Friday, August 29, 2008

I Married a Hooker?

Tuesday and Wednesday evenings I play college kid and have a three hour class. Due to the fact that it's a night class, I am usually in the company of other non-traditional students, older folks. Not OLD old, not geriatric old(although I would probably prefer that...they have great stories...and the people in my class are weird, as you are about to find out) but older than average.



So Wednesday night rolls around last week, I head off to the first class of the semester and find that I am partnered with a 40ish woman named Sharon for an ice-breaker activity. This is good, I think. Because if I have to hear one more story about how HOT the guys from Tau Kappa Epsilon are from a hungover sorostitute I might vomit.




Sharon and I get down to business, learning facts about each other. Sharon is a sophomore, Sharon has a husband and two kids, Sharon has a dog, Sharon is from Louisiana, you get the general idea here. We then introduce each other to the entire classroom.
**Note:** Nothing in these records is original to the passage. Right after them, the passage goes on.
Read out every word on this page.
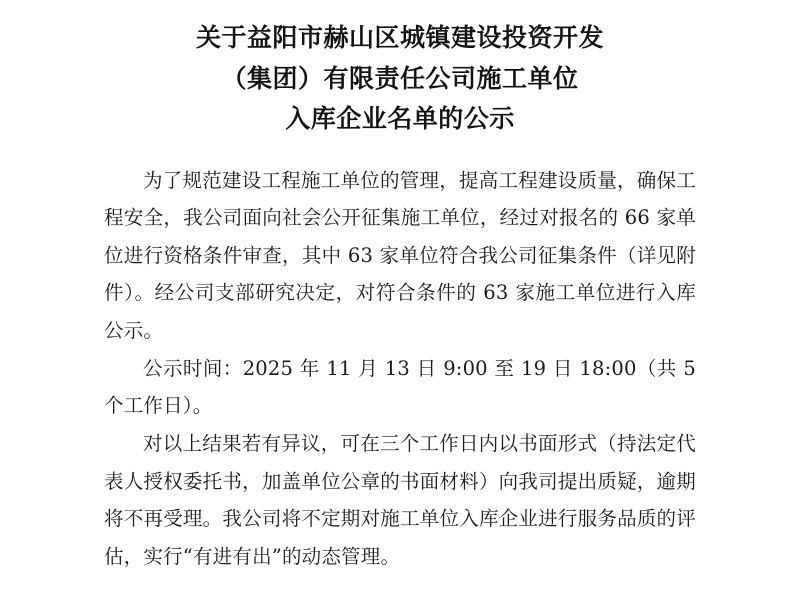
关于益阳市赫山区城镇建设投资开发
（集团）有限责任公司施工单位
入库企业名单的公示

为了规范建设工程施工单位的管理，提高工程建设质量，确保工程安全，我公司面向社会公开征集施工单位，经过对报名的 66 家单位进行资格条件审查，其中 63 家单位符合我公司征集条件（详见附件）。经公司支部研究决定，对符合条件的 63 家施工单位进行入库公示。

公示时间：2025 年 11 月 13 日 9:00 至 19 日 18:00（共 5 个工作日）。

对以上结果若有异议，可在三个工作日内以书面形式（持法定代表人授权委托书，加盖单位公章的书面材料）向我司提出质疑，逾期将不再受理。我公司将不定期对施工单位入库企业进行服务品质的评估，实行“有进有出”的动态管理。
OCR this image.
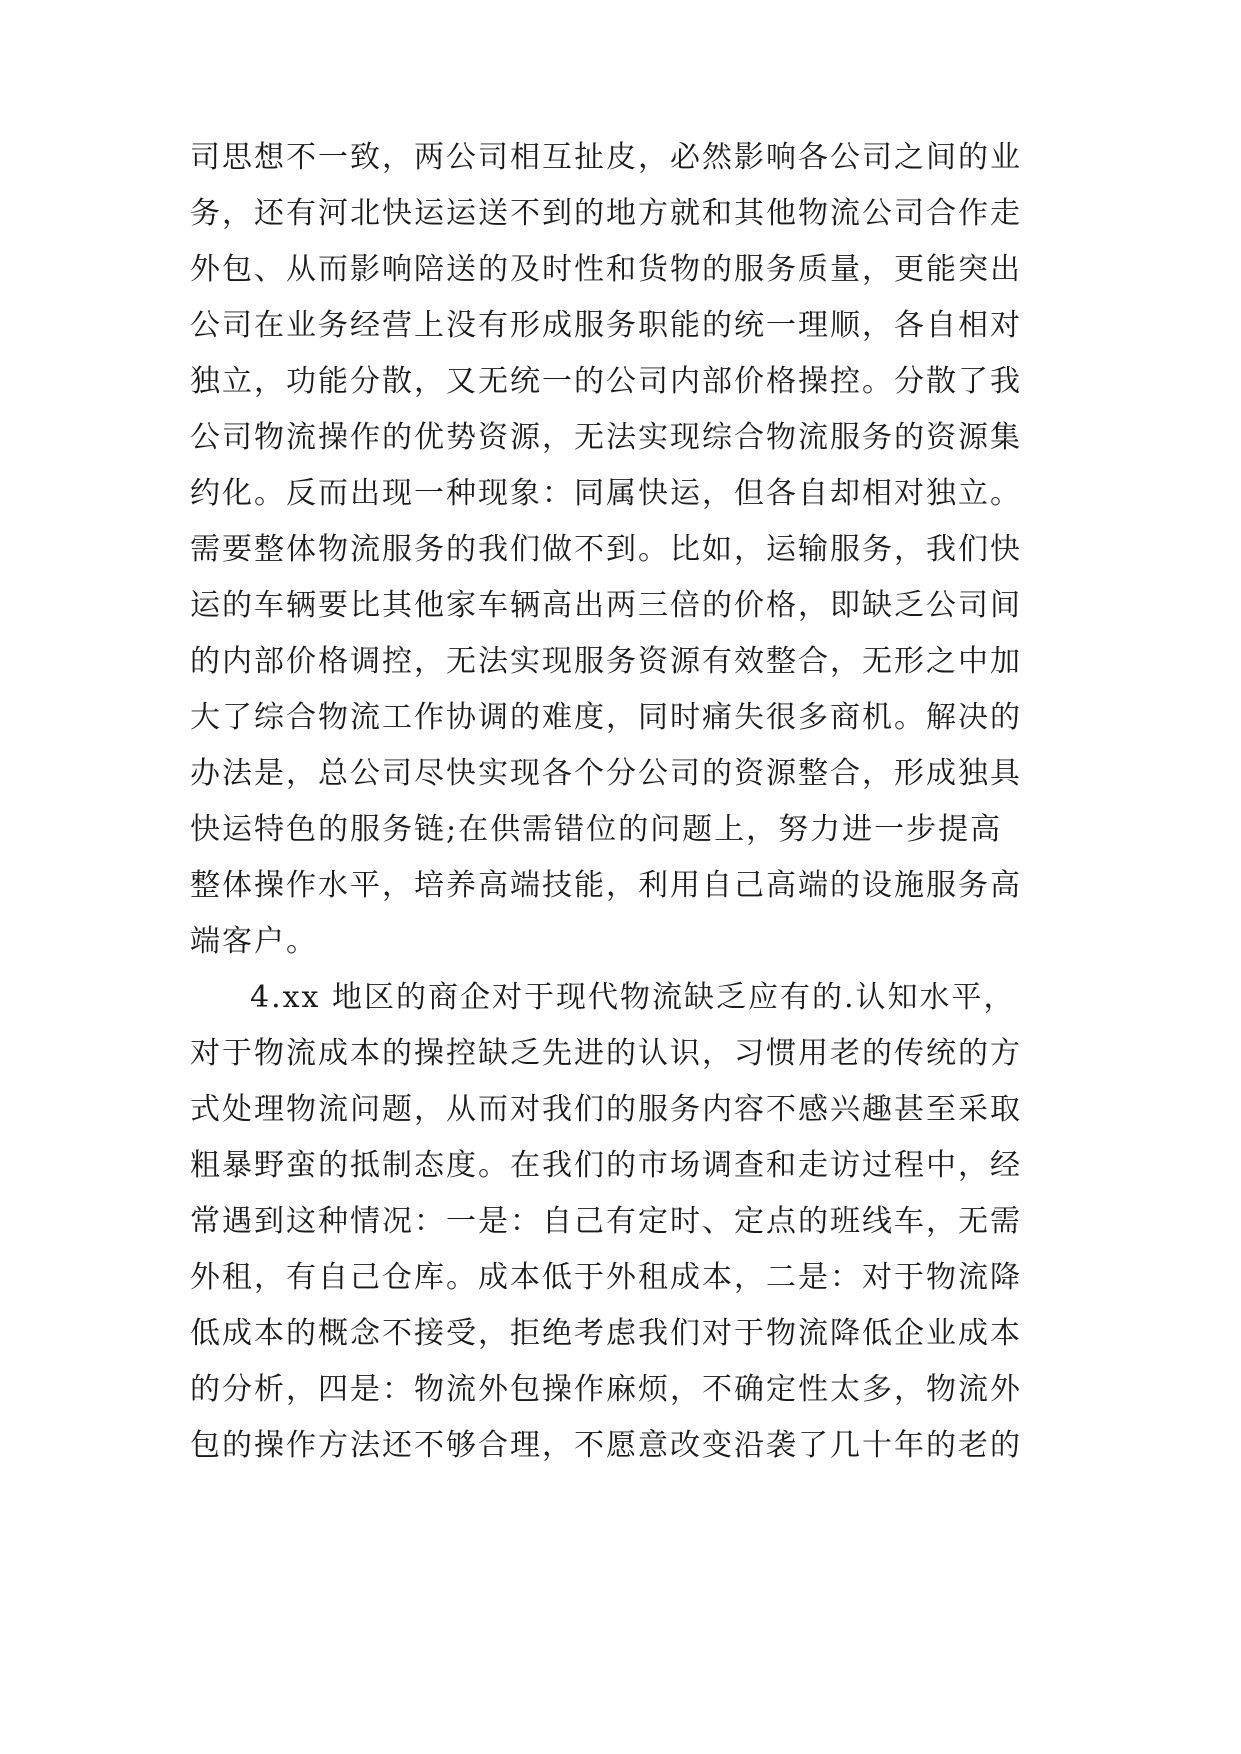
司思想不一致，两公司相互扯皮，必然影响各公司之间的业
务，还有河北快运运送不到的地方就和其他物流公司合作走
外包、从而影响陪送的及时性和货物的服务质量，更能突出
公司在业务经营上没有形成服务职能的统一理顺，各自相对
独立，功能分散，又无统一的公司内部价格操控。分散了我
公司物流操作的优势资源，无法实现综合物流服务的资源集
约化。反而出现一种现象：同属快运，但各自却相对独立。
需要整体物流服务的我们做不到。比如，运输服务，我们快
运的车辆要比其他家车辆高出两三倍的价格，即缺乏公司间
的内部价格调控，无法实现服务资源有效整合，无形之中加
大了综合物流工作协调的难度，同时痛失很多商机。解决的
办法是，总公司尽快实现各个分公司的资源整合，形成独具
快运特色的服务链;在供需错位的问题上，努力进一步提高
整体操作水平，培养高端技能，利用自己高端的设施服务高
端客户。
4.xx 地区的商企对于现代物流缺乏应有的.认知水平，
对于物流成本的操控缺乏先进的认识，习惯用老的传统的方
式处理物流问题，从而对我们的服务内容不感兴趣甚至采取
粗暴野蛮的抵制态度。在我们的市场调查和走访过程中，经
常遇到这种情况：一是：自己有定时、定点的班线车，无需
外租，有自己仓库。成本低于外租成本，二是：对于物流降
低成本的概念不接受，拒绝考虑我们对于物流降低企业成本
的分析，四是：物流外包操作麻烦，不确定性太多，物流外
包的操作方法还不够合理，不愿意改变沿袭了几十年的老的
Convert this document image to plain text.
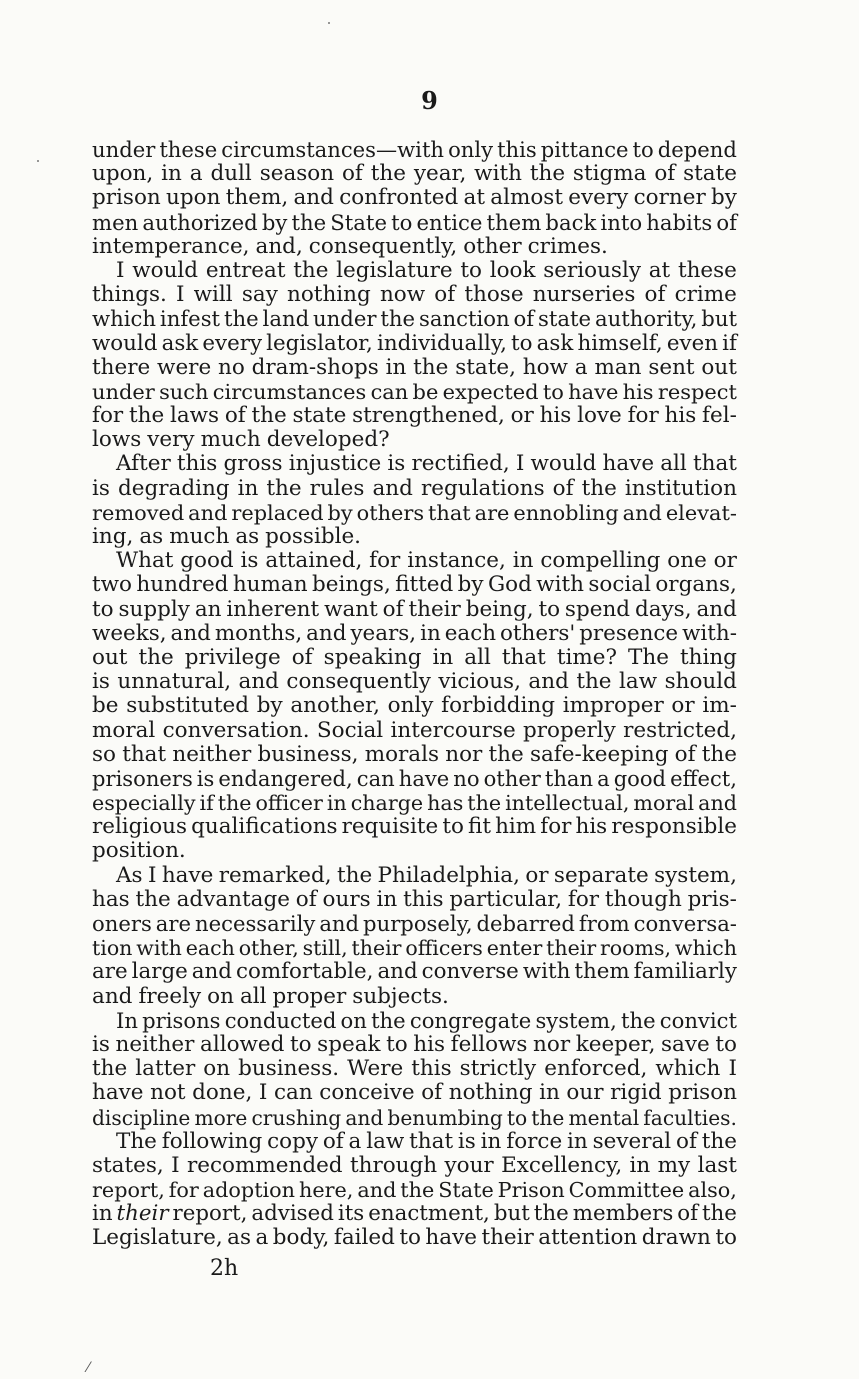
9
under these circumstances—with only this pittance to depend
upon, in a dull season of the year, with the stigma of state
prison upon them, and confronted at almost every corner by
men authorized by the State to entice them back into habits of
intemperance, and, consequently, other crimes.
I would entreat the legislature to look seriously at these
things. I will say nothing now of those nurseries of crime
which infest the land under the sanction of state authority, but
would ask every legislator, individually, to ask himself, even if
there were no dram-shops in the state, how a man sent out
under such circumstances can be expected to have his respect
for the laws of the state strengthened, or his love for his fel-
lows very much developed?
After this gross injustice is rectified, I would have all that
is degrading in the rules and regulations of the institution
removed and replaced by others that are ennobling and elevat-
ing, as much as possible.
What good is attained, for instance, in compelling one or
two hundred human beings, fitted by God with social organs,
to supply an inherent want of their being, to spend days, and
weeks, and months, and years, in each others' presence with-
out the privilege of speaking in all that time? The thing
is unnatural, and consequently vicious, and the law should
be substituted by another, only forbidding improper or im-
moral conversation. Social intercourse properly restricted,
so that neither business, morals nor the safe-keeping of the
prisoners is endangered, can have no other than a good effect,
especially if the officer in charge has the intellectual, moral and
religious qualifications requisite to fit him for his responsible
position.
As I have remarked, the Philadelphia, or separate system,
has the advantage of ours in this particular, for though pris-
oners are necessarily and purposely, debarred from conversa-
tion with each other, still, their officers enter their rooms, which
are large and comfortable, and converse with them familiarly
and freely on all proper subjects.
In prisons conducted on the congregate system, the convict
is neither allowed to speak to his fellows nor keeper, save to
the latter on business. Were this strictly enforced, which I
have not done, I can conceive of nothing in our rigid prison
discipline more crushing and benumbing to the mental faculties.
The following copy of a law that is in force in several of the
states, I recommended through your Excellency, in my last
report, for adoption here, and the State Prison Committee also,
in their report, advised its enactment, but the members of the
Legislature, as a body, failed to have their attention drawn to
2h
⁄
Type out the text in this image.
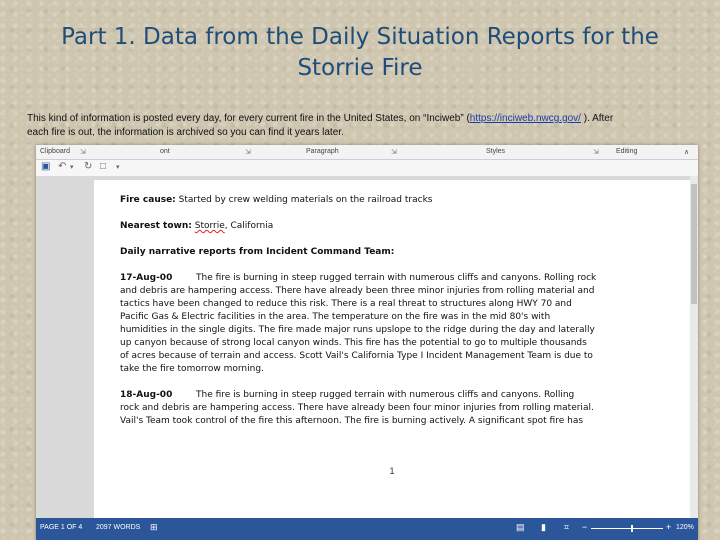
Part 1. Data from the Daily Situation Reports for the
Storrie Fire
This kind of information is posted every day, for every current fire in the United States, on “Inciweb” (https://inciweb.nwcg.gov/ ). After
each fire is out, the information is archived so you can find it years later.
Clipboard ⇲	ont	⇲	Paragraph	⇲	Styles	⇲ Editing	∧
▣ ↶ ▾ ↻ □ ▾
Fire cause: Started by crew welding materials on the railroad tracks
Nearest town: Storrie, California
Daily narrative reports from Incident Command Team:
17-Aug-00	The fire is burning in steep rugged terrain with numerous cliffs and canyons. Rolling rock
and debris are hampering access. There have already been three minor injuries from rolling material and
tactics have been changed to reduce this risk. There is a real threat to structures along HWY 70 and
Pacific Gas & Electric facilities in the area. The temperature on the fire was in the mid 80's with
humidities in the single digits. The fire made major runs upslope to the ridge during the day and laterally
up canyon because of strong local canyon winds. This fire has the potential to go to multiple thousands
of acres because of terrain and access. Scott Vail's California Type I Incident Management Team is due to
take the fire tomorrow morning.
18-Aug-00	The fire is burning in steep rugged terrain with numerous cliffs and canyons. Rolling
rock and debris are hampering access. There have already been four minor injuries from rolling material.
Vail's Team took control of the fire this afternoon. The fire is burning actively. A significant spot fire has
1
PAGE 1 OF 4 2097 WORDS ⊞	▤ ▮ ⌗ −	+ 120%
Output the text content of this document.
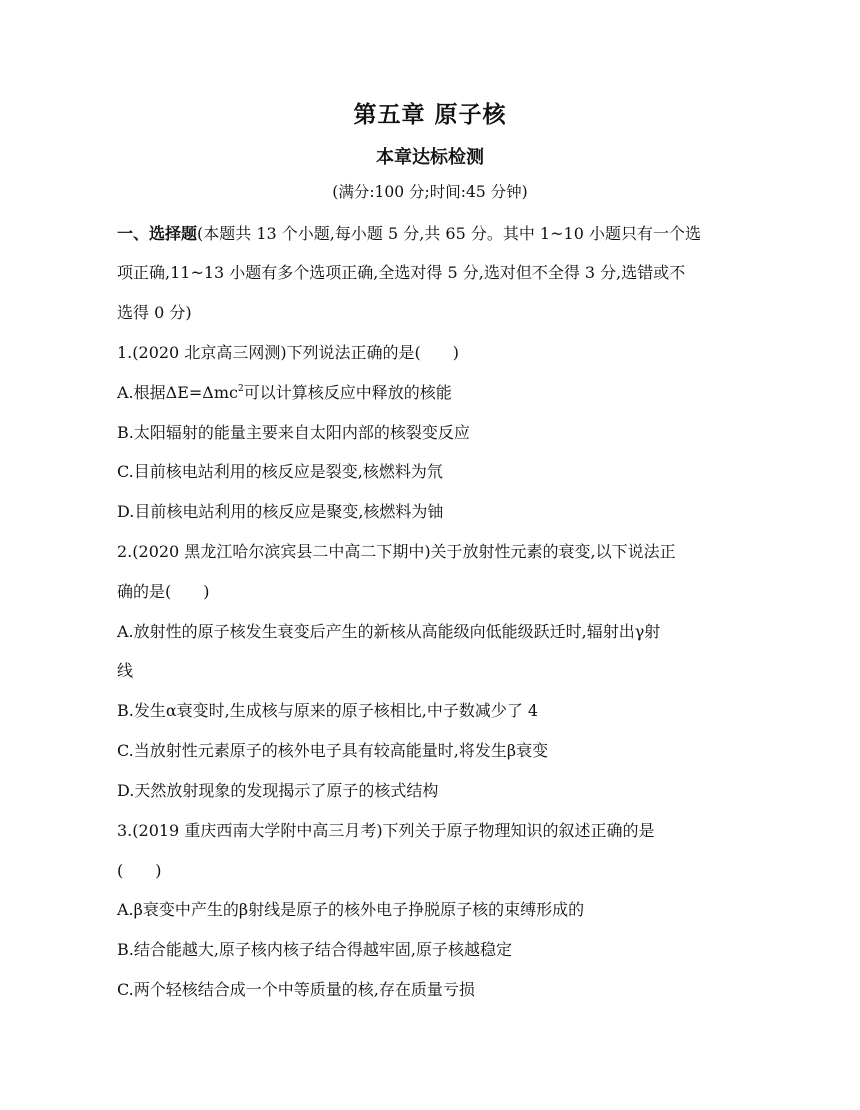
第五章 原子核
本章达标检测
(满分:100 分;时间:45 分钟)
一、选择题(本题共 13 个小题,每小题 5 分,共 65 分。其中 1~10 小题只有一个选
项正确,11~13 小题有多个选项正确,全选对得 5 分,选对但不全得 3 分,选错或不
选得 0 分)
1.(2020 北京高三网测)下列说法正确的是(　　)
A.根据ΔE=Δmc$^2$可以计算核反应中释放的核能
B.太阳辐射的能量主要来自太阳内部的核裂变反应
C.目前核电站利用的核反应是裂变,核燃料为氘
D.目前核电站利用的核反应是聚变,核燃料为铀
2.(2020 黑龙江哈尔滨宾县二中高二下期中)关于放射性元素的衰变,以下说法正
确的是(　　)
A.放射性的原子核发生衰变后产生的新核从高能级向低能级跃迁时,辐射出γ射
线
B.发生α衰变时,生成核与原来的原子核相比,中子数减少了 4
C.当放射性元素原子的核外电子具有较高能量时,将发生β衰变
D.天然放射现象的发现揭示了原子的核式结构
3.(2019 重庆西南大学附中高三月考)下列关于原子物理知识的叙述正确的是
(　　)
A.β衰变中产生的β射线是原子的核外电子挣脱原子核的束缚形成的
B.结合能越大,原子核内核子结合得越牢固,原子核越稳定
C.两个轻核结合成一个中等质量的核,存在质量亏损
I hate hate HATE being the center of attention like that. I know it's hard to believe from the way I spill my guts on here, but really, I'm pretty shy.




So I go first and introduce Sharon to the classroom. All goes well and it's Sharon's turn. How hard can it be right? She gets to the part about me having a husband and says...




Since apparently you can buy them these days with a little sneer. Then sits down like 'mission accomplished, I've done my intro!' and leans back in her chair.




Um....come again? What did I do to you in the 10 minutes we have been partnered? Did you just insult me, my husband, or both of us? What is being implied here?




1. I had to pay someone to marry me.


2. My husband was desperate.


3. I married the male version of "Pretty Woman"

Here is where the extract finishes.